Source: The post is based on the article “Aiming for the high road” published in the Business Standard on 4th May 2023.
Syllabus: GS – 3: Indian Economy and issues relating to planning, mobilization, of resources, growth, development and employment.
Relevance: About India’s growth rate.
News: The investors who put substantial capital into China in its early growth phase are finding similar patterns mirrored in India that encourage their investment. These investors are looking to limit or reduce new investments in China and invest such funds in emerging markets such as India.
What are the challenges affecting India’s growth rate?
The issue with government spending: India has lost opportunities and made misplaced choices with growth coming from government spending. Instead of focusing on structural changes to provide lower-cost infrastructure and efficient governance, the government chose corporate tax cuts.
This has led to a) a constrained, uncompetitive private sector hindered by disabling regulations, b) inadequate and unreliable infrastructure, c) limited capital access, d) tariff barriers, e) an inappropriate and ineffective educational approach for employability and improving skills, and f) impoverishment among much of the population.
Project delays and rapid deterioration of roads: Infrastructure project delays as of March 2023 were reportedly the highest since 2004. These include nearly 57% of projects over ~150 crores. Thus resulting in a cost escalation of over 20%, amounting to half this year’s capital expenditure budget.

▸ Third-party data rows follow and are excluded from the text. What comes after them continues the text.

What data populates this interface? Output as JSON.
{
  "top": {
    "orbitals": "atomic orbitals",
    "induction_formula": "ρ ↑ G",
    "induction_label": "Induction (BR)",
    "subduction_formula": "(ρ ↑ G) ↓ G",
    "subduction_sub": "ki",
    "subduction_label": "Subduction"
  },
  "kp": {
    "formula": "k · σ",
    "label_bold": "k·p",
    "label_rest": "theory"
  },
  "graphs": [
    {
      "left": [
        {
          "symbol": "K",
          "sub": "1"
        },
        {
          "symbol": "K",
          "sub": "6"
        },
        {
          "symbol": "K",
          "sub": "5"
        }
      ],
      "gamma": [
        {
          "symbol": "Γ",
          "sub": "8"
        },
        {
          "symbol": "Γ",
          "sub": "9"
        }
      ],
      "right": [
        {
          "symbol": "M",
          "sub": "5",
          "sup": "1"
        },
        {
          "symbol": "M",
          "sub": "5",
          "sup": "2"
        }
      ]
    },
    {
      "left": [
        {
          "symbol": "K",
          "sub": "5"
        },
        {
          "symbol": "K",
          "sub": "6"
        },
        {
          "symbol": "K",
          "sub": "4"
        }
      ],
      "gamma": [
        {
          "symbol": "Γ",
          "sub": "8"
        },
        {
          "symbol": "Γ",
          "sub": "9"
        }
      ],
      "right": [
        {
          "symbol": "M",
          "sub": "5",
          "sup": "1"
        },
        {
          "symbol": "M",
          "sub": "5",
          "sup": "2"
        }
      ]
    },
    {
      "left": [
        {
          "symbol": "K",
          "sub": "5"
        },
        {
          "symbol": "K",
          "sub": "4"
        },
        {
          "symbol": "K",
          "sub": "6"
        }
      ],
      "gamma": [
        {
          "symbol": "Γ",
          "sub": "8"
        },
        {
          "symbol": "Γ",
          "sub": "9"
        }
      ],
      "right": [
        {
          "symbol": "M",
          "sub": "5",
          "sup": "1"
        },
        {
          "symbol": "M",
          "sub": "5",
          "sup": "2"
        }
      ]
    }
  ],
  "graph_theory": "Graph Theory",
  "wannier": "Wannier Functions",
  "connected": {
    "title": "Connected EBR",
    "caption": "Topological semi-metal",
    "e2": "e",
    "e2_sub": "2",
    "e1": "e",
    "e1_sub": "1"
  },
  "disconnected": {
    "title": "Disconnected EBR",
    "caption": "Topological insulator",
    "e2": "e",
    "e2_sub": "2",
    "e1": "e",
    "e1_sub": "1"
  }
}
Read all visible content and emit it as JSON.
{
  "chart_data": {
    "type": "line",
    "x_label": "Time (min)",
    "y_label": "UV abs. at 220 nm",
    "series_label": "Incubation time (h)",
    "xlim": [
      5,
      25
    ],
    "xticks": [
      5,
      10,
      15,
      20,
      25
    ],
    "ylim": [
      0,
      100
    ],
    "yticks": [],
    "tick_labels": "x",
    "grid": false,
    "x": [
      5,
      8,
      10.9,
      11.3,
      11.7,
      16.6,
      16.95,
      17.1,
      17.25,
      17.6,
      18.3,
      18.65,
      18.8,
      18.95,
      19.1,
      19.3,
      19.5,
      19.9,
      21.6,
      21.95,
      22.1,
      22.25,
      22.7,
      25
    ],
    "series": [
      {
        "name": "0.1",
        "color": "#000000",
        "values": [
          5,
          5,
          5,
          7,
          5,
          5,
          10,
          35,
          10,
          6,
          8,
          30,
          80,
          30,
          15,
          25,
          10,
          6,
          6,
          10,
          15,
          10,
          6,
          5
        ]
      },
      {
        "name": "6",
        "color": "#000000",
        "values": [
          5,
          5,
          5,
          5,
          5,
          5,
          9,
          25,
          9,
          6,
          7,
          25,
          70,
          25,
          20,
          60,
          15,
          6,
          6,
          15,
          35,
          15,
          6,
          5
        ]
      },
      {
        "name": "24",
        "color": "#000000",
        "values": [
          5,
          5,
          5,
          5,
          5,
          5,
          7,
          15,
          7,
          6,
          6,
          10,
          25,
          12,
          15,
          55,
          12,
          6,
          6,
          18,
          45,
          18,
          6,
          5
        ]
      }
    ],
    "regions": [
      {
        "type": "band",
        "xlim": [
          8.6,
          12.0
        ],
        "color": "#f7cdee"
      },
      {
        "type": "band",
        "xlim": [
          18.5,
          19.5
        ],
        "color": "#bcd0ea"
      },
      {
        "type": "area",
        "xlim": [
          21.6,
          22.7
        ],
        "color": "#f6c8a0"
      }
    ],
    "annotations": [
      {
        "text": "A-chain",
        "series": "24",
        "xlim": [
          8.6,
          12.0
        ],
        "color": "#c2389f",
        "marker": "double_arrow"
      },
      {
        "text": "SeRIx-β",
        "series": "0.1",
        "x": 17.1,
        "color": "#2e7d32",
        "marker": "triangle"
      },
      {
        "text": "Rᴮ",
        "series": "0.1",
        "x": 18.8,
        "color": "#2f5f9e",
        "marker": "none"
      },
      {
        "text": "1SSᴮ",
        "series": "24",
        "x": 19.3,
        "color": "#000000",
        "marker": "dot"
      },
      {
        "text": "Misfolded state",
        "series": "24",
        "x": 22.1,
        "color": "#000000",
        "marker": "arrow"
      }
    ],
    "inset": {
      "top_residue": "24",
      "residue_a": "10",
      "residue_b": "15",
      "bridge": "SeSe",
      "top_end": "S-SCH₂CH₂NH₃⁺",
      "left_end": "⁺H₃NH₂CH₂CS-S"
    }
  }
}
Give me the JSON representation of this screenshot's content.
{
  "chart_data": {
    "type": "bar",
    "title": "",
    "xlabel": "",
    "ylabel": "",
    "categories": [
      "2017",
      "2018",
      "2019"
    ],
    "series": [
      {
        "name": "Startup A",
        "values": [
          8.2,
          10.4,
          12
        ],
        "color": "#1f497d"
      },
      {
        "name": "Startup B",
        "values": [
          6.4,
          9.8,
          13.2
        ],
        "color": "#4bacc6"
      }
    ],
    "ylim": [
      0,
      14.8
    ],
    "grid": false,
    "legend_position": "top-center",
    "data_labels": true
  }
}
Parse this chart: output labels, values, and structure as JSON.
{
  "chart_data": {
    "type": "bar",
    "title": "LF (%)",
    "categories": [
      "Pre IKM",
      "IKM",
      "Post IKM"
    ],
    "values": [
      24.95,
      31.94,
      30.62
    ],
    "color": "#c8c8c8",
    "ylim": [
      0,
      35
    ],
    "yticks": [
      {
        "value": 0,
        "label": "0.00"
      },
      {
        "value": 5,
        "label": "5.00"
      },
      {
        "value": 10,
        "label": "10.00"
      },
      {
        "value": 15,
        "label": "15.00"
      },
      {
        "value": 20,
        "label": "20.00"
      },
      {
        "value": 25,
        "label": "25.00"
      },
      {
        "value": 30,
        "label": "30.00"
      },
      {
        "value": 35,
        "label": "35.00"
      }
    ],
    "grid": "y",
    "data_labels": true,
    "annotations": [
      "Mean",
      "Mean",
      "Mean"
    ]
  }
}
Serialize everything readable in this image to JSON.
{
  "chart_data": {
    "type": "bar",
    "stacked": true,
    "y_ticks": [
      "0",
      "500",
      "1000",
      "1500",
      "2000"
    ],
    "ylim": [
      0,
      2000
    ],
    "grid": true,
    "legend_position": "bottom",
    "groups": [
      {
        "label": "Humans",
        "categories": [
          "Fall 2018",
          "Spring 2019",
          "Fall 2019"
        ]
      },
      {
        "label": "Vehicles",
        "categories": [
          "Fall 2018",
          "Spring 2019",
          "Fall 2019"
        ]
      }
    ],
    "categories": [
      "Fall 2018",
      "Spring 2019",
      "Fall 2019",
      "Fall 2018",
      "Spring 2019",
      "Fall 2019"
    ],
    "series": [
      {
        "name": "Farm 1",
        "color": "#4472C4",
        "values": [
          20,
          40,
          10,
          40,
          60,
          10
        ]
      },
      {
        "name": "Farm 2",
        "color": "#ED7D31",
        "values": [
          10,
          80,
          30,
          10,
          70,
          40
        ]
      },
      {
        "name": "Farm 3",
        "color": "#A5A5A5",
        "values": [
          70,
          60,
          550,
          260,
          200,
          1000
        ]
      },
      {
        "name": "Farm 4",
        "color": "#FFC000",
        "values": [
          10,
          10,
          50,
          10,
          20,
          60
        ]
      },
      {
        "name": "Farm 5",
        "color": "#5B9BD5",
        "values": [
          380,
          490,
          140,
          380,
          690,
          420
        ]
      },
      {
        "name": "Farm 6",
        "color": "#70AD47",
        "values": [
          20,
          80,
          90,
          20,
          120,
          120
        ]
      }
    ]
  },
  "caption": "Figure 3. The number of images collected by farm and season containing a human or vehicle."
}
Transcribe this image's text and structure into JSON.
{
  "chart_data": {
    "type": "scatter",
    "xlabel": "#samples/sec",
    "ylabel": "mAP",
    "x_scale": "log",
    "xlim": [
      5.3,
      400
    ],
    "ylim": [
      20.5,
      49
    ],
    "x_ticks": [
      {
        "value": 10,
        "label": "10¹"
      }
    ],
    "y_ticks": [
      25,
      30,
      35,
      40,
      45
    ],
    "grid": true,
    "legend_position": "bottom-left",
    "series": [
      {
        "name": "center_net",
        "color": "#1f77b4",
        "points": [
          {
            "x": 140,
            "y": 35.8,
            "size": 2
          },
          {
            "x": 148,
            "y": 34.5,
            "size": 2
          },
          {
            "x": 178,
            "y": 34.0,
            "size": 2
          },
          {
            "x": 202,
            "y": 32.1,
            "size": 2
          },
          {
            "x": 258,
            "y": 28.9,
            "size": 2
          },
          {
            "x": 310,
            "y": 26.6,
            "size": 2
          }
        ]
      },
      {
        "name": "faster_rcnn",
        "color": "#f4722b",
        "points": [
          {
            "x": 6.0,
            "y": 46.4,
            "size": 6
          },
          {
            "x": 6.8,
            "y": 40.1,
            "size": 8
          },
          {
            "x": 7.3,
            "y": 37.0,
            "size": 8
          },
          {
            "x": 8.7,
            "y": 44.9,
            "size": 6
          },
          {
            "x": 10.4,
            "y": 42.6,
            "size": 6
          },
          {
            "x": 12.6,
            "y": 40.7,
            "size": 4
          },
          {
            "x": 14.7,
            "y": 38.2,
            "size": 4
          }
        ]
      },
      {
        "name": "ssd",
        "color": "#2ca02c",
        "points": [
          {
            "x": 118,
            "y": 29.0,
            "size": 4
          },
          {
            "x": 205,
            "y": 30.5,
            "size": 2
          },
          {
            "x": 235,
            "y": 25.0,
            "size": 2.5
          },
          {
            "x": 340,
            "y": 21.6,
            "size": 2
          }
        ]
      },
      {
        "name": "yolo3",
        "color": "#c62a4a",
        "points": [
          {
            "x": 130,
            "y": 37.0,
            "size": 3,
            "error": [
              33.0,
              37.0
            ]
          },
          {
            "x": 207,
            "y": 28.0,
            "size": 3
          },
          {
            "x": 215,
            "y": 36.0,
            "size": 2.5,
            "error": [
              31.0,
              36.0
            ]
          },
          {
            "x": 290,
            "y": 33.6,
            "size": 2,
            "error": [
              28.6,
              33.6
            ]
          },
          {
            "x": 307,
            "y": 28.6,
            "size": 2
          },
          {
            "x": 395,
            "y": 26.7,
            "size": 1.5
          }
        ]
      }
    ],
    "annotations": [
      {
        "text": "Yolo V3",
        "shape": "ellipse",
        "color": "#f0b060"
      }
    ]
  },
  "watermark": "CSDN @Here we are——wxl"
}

Heavy rains aggravate the problem of the deterioration of roads. Countries with equally severe weather variations build and maintain better roads.
What should be done to improve India’s growth rate?
India’s policy towards logistics and digital transformation has started yielding results. Despite the drawbacks, India is still in a sweet spot because of its economic resilience, momentum, favourable demographics and improving productivity. India should utilise these better. Such as,
-India should begin with policies that a) provide a reliable infrastructure that is affordable, b) improve capital access, and c) eliminate “tax terrorism”.
-India should enable more people, including more women and young people, to participate and contribute to the economy.
-The government should also assure a sense of security with law and order for private firms, enhance access to meaningful education and skill building, make deep changes to make “extensive” agriculture into an intensive, informed approach.
-Facilitate productivity revolution: If people got access to fast, reliable 4G-level connectivity countrywide, then, there would likely be a productivity revolution. Widespread fibre-to-the-home is unrealistic because of the cost. So, India needs enabling policies for these. India should also build shared neutral host networks (NHNs), which are the most efficient, and reduces active sharing by operators costs 70% less per user.